Die GmbH ist eine Kapitalgesellschaft und besitzt eine eigene Rechtspersönlichkeit. Das bedeutet: Nicht Du als Privatperson schließt Verträge ab, sondern die GmbH selbst. Juristisch ist sie also eine eigenständige Person.
Die rechtliche Grundlage bildet das Gesetz betreffend die Gesellschaften mit beschränkter Haftung (GmbHG). Zusätzlich gelten die Vorschriften des Handelsrechts, insbesondere aus dem Handelsgesetzbuch.
Der entscheidende Kern der GmbH liegt bereits im Namen: Die Haftung ist grundsätzlich auf das Gesellschaftsvermögen beschränkt. Das private Vermögen der Gesellschafter:innen bleibt daher im Normalfall geschützt.
Als Einzelunternehmer:in haftest Du mit Deinem gesamten Privatvermögen. Bei einer GmbH hingegen haftet in erster Linie die Gesellschaft mit ihrem eigenen Vermögen. Das kann besonders wichtig sein, wenn Dein Geschäftsmodell mit größeren finanziellen Risiken verbunden ist.
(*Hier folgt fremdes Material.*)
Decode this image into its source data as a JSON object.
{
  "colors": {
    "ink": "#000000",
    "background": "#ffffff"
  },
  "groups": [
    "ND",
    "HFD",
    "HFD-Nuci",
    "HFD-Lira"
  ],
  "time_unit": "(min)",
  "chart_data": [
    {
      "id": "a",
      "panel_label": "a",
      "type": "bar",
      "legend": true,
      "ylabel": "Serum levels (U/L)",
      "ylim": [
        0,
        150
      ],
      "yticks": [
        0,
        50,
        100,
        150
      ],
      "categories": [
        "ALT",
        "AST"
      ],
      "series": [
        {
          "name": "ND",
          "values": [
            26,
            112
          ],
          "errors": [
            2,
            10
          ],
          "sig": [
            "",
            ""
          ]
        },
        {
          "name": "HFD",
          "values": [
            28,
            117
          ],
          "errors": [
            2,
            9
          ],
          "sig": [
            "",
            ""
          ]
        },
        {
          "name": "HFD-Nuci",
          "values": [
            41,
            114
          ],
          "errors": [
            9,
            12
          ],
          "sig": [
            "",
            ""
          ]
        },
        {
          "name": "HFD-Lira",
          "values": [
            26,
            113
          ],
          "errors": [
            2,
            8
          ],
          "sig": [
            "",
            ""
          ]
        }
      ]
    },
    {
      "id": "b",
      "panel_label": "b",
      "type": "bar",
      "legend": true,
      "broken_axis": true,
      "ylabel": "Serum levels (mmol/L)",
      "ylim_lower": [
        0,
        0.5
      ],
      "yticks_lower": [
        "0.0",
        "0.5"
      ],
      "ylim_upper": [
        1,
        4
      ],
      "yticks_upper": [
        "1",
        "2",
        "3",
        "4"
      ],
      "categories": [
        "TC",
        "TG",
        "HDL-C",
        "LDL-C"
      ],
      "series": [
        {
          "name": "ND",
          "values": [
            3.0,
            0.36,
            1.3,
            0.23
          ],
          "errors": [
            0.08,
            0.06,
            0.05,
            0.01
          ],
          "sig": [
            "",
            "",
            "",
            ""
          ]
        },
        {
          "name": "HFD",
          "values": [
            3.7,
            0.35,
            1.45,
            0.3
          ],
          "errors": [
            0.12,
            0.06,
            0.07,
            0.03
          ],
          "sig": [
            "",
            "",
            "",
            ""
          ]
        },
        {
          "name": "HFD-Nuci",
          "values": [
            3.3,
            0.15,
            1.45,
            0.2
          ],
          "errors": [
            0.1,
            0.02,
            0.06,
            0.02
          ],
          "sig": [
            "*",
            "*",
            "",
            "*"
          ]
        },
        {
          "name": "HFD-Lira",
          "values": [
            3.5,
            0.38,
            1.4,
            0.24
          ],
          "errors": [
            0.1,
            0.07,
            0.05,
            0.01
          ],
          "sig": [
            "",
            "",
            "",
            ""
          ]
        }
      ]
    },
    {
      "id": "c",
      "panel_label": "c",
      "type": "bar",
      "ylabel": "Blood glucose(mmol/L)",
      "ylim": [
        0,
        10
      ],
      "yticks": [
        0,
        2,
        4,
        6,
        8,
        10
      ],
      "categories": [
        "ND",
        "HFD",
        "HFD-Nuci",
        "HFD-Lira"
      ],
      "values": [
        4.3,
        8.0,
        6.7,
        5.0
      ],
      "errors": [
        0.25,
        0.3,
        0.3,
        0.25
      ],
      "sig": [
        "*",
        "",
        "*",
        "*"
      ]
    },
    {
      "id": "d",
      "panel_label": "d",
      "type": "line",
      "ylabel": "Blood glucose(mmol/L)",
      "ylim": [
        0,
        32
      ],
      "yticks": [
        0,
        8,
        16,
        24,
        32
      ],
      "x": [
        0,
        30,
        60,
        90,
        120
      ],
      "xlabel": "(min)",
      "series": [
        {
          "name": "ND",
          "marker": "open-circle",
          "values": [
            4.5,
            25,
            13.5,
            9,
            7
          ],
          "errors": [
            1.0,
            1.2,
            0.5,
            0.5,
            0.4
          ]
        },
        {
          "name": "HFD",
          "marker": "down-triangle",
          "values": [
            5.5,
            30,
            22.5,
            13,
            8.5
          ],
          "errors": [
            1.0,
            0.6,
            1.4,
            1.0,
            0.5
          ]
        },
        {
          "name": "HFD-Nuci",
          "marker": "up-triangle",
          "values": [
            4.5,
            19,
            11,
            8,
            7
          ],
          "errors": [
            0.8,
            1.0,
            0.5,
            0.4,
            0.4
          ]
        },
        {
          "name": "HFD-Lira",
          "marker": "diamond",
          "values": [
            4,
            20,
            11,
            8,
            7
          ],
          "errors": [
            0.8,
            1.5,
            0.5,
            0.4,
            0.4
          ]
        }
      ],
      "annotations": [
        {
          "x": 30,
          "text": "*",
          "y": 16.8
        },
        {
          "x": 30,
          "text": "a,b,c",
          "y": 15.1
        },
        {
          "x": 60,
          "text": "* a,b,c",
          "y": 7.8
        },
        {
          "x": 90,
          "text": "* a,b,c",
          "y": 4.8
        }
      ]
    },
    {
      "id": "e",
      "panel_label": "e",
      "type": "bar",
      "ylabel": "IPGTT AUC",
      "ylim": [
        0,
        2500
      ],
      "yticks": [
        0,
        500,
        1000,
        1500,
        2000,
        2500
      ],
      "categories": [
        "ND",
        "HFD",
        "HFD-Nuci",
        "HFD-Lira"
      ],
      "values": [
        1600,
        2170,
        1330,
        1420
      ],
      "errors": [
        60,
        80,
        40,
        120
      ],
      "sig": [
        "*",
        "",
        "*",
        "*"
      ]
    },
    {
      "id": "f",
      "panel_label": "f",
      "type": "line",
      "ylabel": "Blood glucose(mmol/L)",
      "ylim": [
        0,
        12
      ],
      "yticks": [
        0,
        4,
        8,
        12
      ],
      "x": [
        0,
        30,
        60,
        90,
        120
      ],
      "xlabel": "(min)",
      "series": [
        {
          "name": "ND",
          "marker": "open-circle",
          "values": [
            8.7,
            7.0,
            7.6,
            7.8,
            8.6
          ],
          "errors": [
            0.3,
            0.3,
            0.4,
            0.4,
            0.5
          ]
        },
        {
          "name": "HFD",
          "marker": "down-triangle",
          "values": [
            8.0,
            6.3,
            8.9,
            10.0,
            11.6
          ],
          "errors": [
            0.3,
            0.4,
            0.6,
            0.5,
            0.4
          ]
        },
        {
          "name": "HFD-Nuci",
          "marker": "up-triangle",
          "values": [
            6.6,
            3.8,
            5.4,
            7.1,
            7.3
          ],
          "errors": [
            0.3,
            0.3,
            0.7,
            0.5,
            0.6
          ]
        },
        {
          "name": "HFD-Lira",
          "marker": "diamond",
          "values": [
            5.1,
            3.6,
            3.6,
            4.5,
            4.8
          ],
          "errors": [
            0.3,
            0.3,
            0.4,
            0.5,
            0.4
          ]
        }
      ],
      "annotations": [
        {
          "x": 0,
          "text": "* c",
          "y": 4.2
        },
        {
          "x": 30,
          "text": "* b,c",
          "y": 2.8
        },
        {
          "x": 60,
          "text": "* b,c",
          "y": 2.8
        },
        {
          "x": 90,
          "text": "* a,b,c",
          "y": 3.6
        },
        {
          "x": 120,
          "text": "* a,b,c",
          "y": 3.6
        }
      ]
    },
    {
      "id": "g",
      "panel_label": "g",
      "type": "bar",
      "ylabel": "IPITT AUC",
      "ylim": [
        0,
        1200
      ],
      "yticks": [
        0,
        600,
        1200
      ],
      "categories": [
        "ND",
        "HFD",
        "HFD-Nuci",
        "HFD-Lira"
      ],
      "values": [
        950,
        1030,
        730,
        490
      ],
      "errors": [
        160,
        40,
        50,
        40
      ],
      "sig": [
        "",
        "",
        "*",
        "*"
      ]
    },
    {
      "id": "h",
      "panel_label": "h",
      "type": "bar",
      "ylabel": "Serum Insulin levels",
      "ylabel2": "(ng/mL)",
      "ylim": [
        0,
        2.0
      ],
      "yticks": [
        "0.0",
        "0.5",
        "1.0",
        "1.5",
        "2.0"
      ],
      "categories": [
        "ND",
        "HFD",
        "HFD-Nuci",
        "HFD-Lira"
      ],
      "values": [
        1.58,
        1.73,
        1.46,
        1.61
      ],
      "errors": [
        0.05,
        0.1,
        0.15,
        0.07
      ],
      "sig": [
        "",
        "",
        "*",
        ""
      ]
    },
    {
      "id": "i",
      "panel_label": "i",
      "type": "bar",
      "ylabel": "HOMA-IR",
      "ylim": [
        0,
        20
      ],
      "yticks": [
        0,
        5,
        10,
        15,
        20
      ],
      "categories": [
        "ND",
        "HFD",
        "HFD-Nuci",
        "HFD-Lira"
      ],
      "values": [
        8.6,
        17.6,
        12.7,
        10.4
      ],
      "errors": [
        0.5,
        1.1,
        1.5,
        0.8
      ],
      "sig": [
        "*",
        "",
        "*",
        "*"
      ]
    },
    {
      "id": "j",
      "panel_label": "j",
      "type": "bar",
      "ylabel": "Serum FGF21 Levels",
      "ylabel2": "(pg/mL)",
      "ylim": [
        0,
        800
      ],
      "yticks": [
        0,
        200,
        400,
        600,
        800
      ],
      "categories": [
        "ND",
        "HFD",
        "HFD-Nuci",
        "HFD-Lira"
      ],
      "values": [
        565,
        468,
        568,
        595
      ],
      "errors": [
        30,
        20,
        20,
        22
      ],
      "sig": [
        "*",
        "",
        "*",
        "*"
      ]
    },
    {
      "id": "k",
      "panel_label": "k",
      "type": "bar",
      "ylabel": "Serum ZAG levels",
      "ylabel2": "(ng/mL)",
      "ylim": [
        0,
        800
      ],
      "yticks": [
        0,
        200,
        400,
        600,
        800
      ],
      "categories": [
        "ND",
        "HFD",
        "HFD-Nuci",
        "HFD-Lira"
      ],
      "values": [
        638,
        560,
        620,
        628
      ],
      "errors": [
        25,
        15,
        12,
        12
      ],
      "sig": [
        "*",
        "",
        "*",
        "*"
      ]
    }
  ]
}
Allerdings bedeutet „beschränkt“ nicht automatisch „risikofrei“. Wenn Du zum Beispiel persönliche Bürgschaften unterschreibst, bei Pflichtverletzungen handelst oder eine Insolvenz zu spät anmeldest, kann dennoch eine persönliche Haftung entstehen. Dennoch bietet die GmbH im Vergleich zu vielen anderen Rechtsformen einen deutlich besseren Schutz.
Für die Gründung einer GmbH benötigst Du ein Stammkapital von mindestens 25.000 Euro. Davon müssen bei der Gründung mindestens 12.500 Euro tatsächlich eingezahlt werden. Das Kapital kann entweder als Bareinlage oder als Sacheinlage eingebracht werden.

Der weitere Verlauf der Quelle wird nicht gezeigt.